Nothing like reviving a 6 year old thread 

Virtually all 14" cast iron frame bandsaws from the 50's on up use the same basic castings… IIRC, somewhere along the line, Delta sold off their old used molds to Asian manufacturers, which grew the clone market. The main difference is the machining of those cast parts. Since the riser block uses two locating pins to mate the surfaces in proper alignment, not all manufacturers drilled their holes in the same places. So in a nutshell, you can probably use any riser kit designed for one of those saws, but may have to drill some new indexing holes (or just don't use them if you are feeling lucky).

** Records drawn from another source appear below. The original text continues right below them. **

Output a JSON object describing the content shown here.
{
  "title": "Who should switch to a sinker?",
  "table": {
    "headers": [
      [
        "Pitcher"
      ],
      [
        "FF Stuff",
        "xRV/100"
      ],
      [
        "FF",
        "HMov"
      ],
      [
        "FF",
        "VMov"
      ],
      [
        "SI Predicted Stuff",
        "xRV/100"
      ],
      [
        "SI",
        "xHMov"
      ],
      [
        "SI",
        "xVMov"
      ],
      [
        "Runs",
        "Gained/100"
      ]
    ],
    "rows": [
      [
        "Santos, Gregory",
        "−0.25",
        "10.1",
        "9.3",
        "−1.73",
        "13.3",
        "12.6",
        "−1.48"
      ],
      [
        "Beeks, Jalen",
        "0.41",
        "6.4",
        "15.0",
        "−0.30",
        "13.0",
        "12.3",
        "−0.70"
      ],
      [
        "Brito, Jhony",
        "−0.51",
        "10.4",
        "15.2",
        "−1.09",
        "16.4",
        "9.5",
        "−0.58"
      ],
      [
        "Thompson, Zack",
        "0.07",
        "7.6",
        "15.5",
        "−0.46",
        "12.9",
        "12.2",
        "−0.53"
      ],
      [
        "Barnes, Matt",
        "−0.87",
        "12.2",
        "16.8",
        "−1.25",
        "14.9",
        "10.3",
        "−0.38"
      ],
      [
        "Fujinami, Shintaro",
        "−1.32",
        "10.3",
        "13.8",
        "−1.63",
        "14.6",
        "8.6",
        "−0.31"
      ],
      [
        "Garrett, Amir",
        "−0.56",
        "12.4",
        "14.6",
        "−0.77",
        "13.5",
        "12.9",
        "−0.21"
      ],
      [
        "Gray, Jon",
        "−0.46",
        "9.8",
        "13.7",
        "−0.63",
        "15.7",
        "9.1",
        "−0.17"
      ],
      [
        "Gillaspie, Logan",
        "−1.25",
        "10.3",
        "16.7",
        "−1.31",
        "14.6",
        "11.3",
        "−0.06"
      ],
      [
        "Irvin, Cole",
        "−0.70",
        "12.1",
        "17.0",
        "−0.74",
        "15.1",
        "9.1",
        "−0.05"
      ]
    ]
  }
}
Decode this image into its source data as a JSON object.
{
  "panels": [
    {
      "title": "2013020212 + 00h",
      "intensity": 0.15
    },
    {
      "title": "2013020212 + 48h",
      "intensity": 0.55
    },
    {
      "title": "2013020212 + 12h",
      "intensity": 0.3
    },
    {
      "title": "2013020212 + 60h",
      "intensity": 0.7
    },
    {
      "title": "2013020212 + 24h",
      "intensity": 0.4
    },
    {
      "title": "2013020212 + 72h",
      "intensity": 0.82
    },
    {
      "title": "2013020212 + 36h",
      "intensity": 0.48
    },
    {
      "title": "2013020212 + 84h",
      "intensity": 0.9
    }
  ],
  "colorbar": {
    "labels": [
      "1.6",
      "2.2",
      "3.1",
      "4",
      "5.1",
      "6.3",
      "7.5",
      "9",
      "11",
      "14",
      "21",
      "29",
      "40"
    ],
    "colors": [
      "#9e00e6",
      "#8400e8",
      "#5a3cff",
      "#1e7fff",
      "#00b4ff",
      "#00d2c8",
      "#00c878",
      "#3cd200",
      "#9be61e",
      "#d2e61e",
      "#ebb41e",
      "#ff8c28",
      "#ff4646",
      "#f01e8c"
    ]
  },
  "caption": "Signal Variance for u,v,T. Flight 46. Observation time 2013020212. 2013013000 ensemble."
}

And as mentioned, there is more involved than just the riser block.

Cheers,
Brad


----------



## MrRon (Jul 9, 2009)

All the Delta clones are pretty much the same. The only differences are finish and paint. Other than that, A cheap HF BS can be made to perform like a saw costing 2 to 3 times more. All it takes is tweaking it, something not everyone wants to do or knows how to do. If you want a BS that is "ready to go" out of the box, you will have to pay top dollar. For those with empty pockets, a HF BS is the answer. That goes for any tool. Can I compare it to a Jet or Powermatic? No, nor can I compare a Chevy C1500 PU to a $80,000 Ford PU.


----------



## Pitzerwm (Jan 31, 2014)

Thanks for all of the help. It appears that the key is the dia. of the extension post. The HF is 3/4" with a slight flat area.

What would help me is if you guys would measure your post on yours, whatever the brand. I do know that powermatic won't work.

Thanks again.


----------



## Pitzerwm (Jan 31, 2014)

Update: A friend had a jet kit that he couldn't use JRB14. The block needed the 2 holes on the bottom enlarged a bit and he had ground off the studs but they weren't in the right place, so I drilled 2 new holes and added the studs. So that part went well. The guide post was 7/8" and the HF needed a 3/4" one, so I will need to get one and grind a flat part on one side so the screws that hold it in place have someplace to "grip". So as soon as I get the post, I'm golden.

Thanks again for all of the help.


----------



## dlmckirdy (Oct 27, 2009)

The Newer HF saws have an 18mm dia guide bar. 3/4" is 19.02 mm. I had a 3/4" drill bit that I used to ream out the holes for the guide bar in both the saw frame and the guide "shoe". My machinist milled a v-groove as opposed to a flat for the set screws, as you get a better grip as opposed to a flat (his personal experience with machine tools).


----------



## Pitzerwm (Jan 31, 2014)

Another update: I got a 3/4" hot rolled steel post, and it fit the top part perfect and you just needed to sand a bit for the bottom part to fit. A friend milled a flat edge on one side, works perfect.


----------